If he is an SB he can take another skills course within the community to further improve his skills. “I have the (SB) conservation Program to further improve and hone the skills of a SOCM so that they can better treat their teammates, ”explained Cowgar. A program is a phenomenal tool that has tremendously helped NSW and SWCC become combat mediciners.
“If you go to him (Cowgar) first, you have a much higher chance of success in the program,” said Brown. Mentorship between junior and senior SOCMs is critical to learning “real” lessons and maintaining the skills. “The education they receive is good, but there is no substitute for experience,” said SOCS (SEAL) Santos Trujillo, a former SOCM employee of .

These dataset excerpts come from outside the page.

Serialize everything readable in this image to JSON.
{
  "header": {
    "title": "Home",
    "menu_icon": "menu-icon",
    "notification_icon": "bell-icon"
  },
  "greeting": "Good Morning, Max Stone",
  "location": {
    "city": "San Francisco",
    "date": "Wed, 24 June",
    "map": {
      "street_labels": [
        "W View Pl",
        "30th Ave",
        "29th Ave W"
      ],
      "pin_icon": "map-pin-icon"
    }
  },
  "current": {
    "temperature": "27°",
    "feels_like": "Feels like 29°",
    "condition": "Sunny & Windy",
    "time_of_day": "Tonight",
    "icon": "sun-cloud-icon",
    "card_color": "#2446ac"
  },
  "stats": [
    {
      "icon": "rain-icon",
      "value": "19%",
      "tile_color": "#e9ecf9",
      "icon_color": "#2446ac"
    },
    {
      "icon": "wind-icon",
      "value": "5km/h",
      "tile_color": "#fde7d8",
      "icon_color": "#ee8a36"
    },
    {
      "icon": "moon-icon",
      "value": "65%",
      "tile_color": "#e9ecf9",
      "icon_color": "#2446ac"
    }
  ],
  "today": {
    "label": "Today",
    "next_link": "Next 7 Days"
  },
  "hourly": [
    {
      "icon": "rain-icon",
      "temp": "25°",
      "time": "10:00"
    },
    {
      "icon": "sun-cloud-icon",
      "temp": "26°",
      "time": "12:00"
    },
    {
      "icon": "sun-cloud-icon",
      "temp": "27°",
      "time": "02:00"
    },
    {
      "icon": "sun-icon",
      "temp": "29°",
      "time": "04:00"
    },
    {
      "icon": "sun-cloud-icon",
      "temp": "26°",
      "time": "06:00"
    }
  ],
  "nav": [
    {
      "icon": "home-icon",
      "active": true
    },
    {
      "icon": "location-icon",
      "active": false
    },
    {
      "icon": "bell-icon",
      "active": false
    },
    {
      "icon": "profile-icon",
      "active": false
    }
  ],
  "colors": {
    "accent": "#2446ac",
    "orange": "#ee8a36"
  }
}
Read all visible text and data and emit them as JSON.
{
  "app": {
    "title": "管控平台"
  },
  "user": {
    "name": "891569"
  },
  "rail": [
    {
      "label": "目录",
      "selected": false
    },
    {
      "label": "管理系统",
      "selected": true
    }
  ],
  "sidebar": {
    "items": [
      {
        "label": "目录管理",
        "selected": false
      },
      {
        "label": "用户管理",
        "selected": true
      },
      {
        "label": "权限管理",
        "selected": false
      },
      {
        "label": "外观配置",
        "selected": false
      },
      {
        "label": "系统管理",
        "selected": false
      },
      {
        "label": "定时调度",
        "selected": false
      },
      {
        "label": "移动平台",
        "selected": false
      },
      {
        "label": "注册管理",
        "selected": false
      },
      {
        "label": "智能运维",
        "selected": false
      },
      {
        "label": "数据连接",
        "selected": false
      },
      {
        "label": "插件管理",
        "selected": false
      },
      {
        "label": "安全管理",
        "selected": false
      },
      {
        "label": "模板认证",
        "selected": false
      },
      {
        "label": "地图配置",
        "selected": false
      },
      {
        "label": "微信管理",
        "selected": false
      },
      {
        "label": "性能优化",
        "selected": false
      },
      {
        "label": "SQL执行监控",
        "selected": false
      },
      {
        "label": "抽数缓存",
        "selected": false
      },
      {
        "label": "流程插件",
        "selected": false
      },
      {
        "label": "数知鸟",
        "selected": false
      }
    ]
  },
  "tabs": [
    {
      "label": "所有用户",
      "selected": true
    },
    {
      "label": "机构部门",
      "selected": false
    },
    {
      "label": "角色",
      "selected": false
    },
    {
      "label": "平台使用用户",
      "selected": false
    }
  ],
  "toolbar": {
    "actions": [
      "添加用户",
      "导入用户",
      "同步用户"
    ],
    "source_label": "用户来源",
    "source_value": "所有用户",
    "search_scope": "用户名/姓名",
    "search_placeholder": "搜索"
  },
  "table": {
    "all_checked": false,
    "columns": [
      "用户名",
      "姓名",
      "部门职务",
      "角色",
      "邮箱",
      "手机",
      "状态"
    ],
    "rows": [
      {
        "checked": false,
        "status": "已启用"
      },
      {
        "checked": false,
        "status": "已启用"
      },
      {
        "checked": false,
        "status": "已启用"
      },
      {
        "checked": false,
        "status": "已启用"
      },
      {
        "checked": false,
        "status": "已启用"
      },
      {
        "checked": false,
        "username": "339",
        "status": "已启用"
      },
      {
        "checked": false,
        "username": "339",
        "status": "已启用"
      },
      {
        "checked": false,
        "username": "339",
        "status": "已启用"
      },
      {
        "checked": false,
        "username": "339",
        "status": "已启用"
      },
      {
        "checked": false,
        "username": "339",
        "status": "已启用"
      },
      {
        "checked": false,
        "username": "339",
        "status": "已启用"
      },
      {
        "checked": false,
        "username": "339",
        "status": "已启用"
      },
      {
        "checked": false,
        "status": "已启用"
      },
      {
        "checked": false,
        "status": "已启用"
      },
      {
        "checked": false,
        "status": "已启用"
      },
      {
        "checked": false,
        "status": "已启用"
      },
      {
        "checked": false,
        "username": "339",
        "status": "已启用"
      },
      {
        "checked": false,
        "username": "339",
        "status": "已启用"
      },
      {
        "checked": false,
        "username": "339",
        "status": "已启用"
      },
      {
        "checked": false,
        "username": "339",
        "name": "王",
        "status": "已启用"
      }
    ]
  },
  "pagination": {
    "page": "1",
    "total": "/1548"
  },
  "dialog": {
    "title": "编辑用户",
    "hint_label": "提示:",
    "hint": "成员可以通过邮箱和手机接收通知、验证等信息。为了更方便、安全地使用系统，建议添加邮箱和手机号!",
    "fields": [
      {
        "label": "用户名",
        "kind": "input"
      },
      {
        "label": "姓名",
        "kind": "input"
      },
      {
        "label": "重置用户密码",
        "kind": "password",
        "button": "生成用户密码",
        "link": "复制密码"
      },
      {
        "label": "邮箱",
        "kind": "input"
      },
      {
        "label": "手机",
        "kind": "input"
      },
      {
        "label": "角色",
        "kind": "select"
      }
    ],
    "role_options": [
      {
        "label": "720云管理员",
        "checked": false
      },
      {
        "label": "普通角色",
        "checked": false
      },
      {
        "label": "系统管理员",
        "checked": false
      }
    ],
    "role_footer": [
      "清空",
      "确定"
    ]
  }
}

MEDEVAC Special Operations Combat Medic in UH-60 Blackhawk (Photo: Pinterest)
“It takes a few missions before a man is really comfortable.” For example, Trujillo said that medical evacuations in Afghanistan can take a little longer than most other countries due to the mountainous terrain. As a result, SOCMs (also known as a Navy SEAL Combat Medic) must use what they have learned from their previous medical experience as well as from their education, especially when internal bleeding is an issue. “When you’re new, you have the deer-in-the-headlight effect with paramedics who have never had a human’s life under their control,” Trujillo said.
Much of a Special Operations Combat Medics Mentorship and the training comes not only from senior Special Operations Combat Medics, but also from the hospital Corpsmen attached to crews and boat departments. hospital Corpsmen don’t just help Mentorship, but they also help run NSW’s SOCM program.
Brown said NSW’s SOCM program could never function as effectively without the support of the Corpsman community. Special Operations Combat Medics have proven themselves on the battlefield. When you’re ready to respond to the wanted ad, speak to your chain of command today.